Paolo Soleri Amphitheater
- Interactive map of Paolo Soleri Amphitheater
- Address: 1501 Cerrillos Road Santa Fe
- Coordinates: 35°40′20″N 105°58′04″W﻿ / ﻿35.672358°N 105.967787°W
- Capacity: 650 (est.)

Construction
- Opened: 1970
- Closed: 2010
- Architect: Paolo Soleri

= Paolo Soleri Amphitheater =

Former outdoor theater in Santa Fe, New Mexico

The Paolo Soleri Amphitheater is an amphitheater in Santa Fe, New Mexico, which opened in 1970 and closed in 2010. The structure, which was never considered finished, was designed by Italian architect Paolo Soleri.

== History ==
The amphitheater was built in Santa Fe in the late 1960s on the campus of what was at the time the Institute of American Indian Arts and is now the campus of the Santa Fe Indian School.
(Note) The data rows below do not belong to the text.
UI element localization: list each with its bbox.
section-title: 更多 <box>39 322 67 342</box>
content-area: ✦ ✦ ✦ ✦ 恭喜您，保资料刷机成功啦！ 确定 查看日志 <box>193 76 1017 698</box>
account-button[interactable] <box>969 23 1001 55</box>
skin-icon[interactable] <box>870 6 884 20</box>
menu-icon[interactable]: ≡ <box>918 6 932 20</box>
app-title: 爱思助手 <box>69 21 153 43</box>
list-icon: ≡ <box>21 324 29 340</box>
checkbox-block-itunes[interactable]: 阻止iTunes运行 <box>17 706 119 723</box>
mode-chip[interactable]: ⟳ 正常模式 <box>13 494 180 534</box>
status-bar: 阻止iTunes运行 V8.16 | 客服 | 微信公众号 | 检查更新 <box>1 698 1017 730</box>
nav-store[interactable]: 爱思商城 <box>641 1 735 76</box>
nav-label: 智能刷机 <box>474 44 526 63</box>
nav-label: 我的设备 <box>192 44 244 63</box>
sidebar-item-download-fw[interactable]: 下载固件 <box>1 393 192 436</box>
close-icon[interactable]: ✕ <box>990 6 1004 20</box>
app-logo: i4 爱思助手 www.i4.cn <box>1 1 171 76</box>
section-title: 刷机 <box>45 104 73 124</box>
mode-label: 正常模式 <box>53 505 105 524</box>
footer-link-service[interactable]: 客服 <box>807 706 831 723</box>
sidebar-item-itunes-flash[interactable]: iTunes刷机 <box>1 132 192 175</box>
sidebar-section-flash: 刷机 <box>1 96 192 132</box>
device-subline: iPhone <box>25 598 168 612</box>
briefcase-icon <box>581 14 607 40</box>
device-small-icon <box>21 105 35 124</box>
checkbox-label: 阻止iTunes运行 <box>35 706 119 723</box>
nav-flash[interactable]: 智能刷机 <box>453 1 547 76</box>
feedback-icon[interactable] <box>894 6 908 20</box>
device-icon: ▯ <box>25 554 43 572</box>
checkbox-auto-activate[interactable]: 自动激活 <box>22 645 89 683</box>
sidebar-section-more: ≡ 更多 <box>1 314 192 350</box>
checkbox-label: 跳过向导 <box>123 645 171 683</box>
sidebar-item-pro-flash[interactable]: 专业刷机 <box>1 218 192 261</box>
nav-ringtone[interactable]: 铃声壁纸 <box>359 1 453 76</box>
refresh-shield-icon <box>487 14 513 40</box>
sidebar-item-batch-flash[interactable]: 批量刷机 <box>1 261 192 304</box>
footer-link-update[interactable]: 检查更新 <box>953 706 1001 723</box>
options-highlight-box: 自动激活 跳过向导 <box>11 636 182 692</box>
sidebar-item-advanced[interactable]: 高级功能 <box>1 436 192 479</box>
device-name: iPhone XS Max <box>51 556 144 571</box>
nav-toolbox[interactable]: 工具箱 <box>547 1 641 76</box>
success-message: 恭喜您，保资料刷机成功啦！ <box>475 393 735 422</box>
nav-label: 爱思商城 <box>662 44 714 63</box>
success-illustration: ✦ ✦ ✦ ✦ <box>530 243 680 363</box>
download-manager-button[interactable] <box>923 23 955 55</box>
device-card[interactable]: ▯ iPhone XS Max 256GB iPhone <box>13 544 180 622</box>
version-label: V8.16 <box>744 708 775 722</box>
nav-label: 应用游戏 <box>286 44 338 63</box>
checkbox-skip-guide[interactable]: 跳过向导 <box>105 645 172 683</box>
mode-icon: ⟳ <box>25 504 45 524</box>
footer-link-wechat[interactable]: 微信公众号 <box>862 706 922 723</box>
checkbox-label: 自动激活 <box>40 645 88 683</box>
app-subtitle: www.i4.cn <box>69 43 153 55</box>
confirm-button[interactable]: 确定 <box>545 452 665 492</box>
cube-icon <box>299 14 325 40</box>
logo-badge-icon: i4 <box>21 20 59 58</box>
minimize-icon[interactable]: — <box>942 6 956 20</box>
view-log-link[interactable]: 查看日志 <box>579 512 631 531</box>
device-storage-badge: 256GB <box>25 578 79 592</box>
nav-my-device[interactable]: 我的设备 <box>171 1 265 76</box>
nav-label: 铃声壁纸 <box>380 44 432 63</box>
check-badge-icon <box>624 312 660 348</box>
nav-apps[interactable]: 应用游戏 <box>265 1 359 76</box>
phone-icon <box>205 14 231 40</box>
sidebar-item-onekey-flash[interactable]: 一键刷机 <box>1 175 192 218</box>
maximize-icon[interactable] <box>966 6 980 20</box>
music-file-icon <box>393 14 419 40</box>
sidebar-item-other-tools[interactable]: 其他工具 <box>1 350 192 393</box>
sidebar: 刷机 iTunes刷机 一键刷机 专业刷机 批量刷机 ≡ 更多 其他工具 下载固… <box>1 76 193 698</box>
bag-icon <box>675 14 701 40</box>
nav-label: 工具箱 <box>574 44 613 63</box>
The concrete structure was created using Soleri's methods of earth-forming to create a type of desert-scape. The venue's wing-like, organic shapes emerge from a bowl-shaped depression in the high desert floor. Soleri's design was influenced by Native American themes. Seating only about 650, the small theater hosted notable North American performers including Carlos Santana, Stevie Ray Vaughan, Crosby, Stills, and Nash, Widespread Panic, Phish, and Leonard Cohen In later years, in the absence of the establishment of the educational courses for which it was intended, an inclusive Native Performance and Expressive Arts training program, theater operations became unprofitable. The last performance hosted at the venue was a concert by Lyle Lovett on July 29, 2010.

== Preservation ==
In 2011, the amphitheater was marked for demolition by the Santa Fe Indian School, which cited maintenance costs of about $100,000 per year and said that the amphitheater is only used twice a year. Because the amphitheater is managed by the nineteen Native American Pueblos of New Mexico, it is not protected by state or local preservation laws. No schedule for the structure's demolition has been set and a "Save the Soleri Amphitheatre" initiative on the part of Santa Fe Indian School alumni has inspired a movement to preserve the unique building.

As of 2022, the structure is still standing, but is not publicly accessible.